Santa Clara Chamber of Commerce and Convention-Visitors Bureau President & CEO Steve Van Dorn remarked that, “There is no better place than this brand new stadium to host the NFL’s historic Super Bowl L. Attendees are really going to enjoy the California sunshine and beautiful San Francisco Bay Area region. We expect a huge surge in hotel occupancy for the entire region for the week the Super Bowl is here. Overall, the economic impact will be in the millions.”
“We are so excited to be able to be able to put on the ‘Golden Super Bowl’ in the Golden State”
Making its first return to the Bay Area since Stanford Stadium hosted Super Bowl XIX in 1985, Santa Clara earned the nod over Miami’s Sun Life Stadium. Located an hour south of San Francisco in the center of Silicon Valley, the $1.2 billion, 68,500-seat Levi’s Stadium has the ability to expand its number of seats for the Super Bowl. The stadium features 100,000 sq. ft. of event space, wide plazas, and 165 luxury suites with stadium-wide WiFi capability, mobile connectivity, IPTV, and colossal HD video boards measuring over 13,000 square feet.
“We are so excited to be able to be able to put on the ‘Golden Super Bowl’ in the Golden State,” added 49ers CEO Jed York.
As far as that naming rights deal, Levi Strauss will pay $220.3 million to the city of Santa Clara and the 49ers over 20 years to help pay for the $1.2 billion stadium, and the company has the option of extending the deal for another five years for an additional $75 million or so.
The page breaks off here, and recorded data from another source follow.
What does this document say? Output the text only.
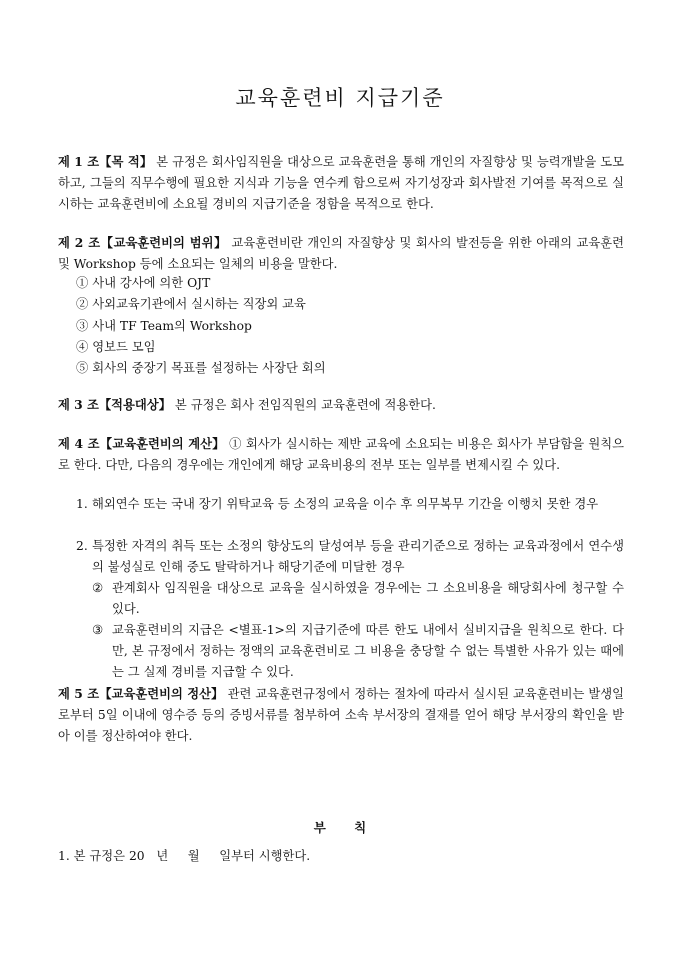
교육훈련비 지급기준

제 1 조【목 적】 본 규정은 회사임직원을 대상으로 교육훈련을 통해 개인의 자질향상 및 능력개발을 도모하고, 그들의 직무수행에 필요한 지식과 기능을 연수케 함으로써 자기성장과 회사발전 기여를 목적으로 실시하는 교육훈련비에 소요될 경비의 지급기준을 정함을 목적으로 한다.

제 2 조【교육훈련비의 범위】 교육훈련비란 개인의 자질향상 및 회사의 발전등을 위한 아래의 교육훈련 및 Workshop 등에 소요되는 일체의 비용을 말한다.

① 사내 강사에 의한 OJT
② 사외교육기관에서 실시하는 직장외 교육
③ 사내 TF Team의 Workshop
④ 영보드 모임
⑤ 회사의 중장기 목표를 설정하는 사장단 회의

제 3 조【적용대상】 본 규정은 회사 전임직원의 교육훈련에 적용한다.

제 4 조【교육훈련비의 계산】 ① 회사가 실시하는 제반 교육에 소요되는 비용은 회사가 부담함을 원칙으로 한다. 다만, 다음의 경우에는 개인에게 해당 교육비용의 전부 또는 일부를 변제시킬 수 있다.

1. 해외연수 또는 국내 장기 위탁교육 등 소정의 교육을 이수 후 의무복무 기간을 이행치 못한 경우
2. 특정한 자격의 취득 또는 소정의 향상도의 달성여부 등을 관리기준으로 정하는 교육과정에서 연수생의 불성실로 인해 중도 탈락하거나 해당기준에 미달한 경우
② 관계회사 임직원을 대상으로 교육을 실시하였을 경우에는 그 소요비용을 해당회사에 청구할 수 있다.
③ 교육훈련비의 지급은 <별표-1>의 지급기준에 따른 한도 내에서 실비지급을 원칙으로 한다. 다만, 본 규정에서 정하는 정액의 교육훈련비로 그 비용을 충당할 수 없는 특별한 사유가 있는 때에는 그 실제 경비를 지급할 수 있다.

제 5 조【교육훈련비의 정산】 관련 교육훈련규정에서 정하는 절차에 따라서 실시된 교육훈련비는 발생일로부터 5일 이내에 영수증 등의 증빙서류를 첨부하여 소속 부서장의 결재를 얻어 해당 부서장의 확인을 받아 이를 정산하여야 한다.

부 칙

1. 본 규정은 20   년     월     일부터 시행한다.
The total contract, which averages out to about $11 million per year in the first two decades, becomes the fourth highest in NFL history and is more than the naming-rights deals scored by the San Francisco Giants, Oakland Raiders, Oakland Athletics, Golden State Warriors and San Jose Sharks — combined.
“You can’t find a better name for the stadium than ‘Levi’s’ — it really was the perfect fit,” said a giddy York, clearly on a roll. “This is one of the top deals (in the NFL); you’re right there in the top echelon.”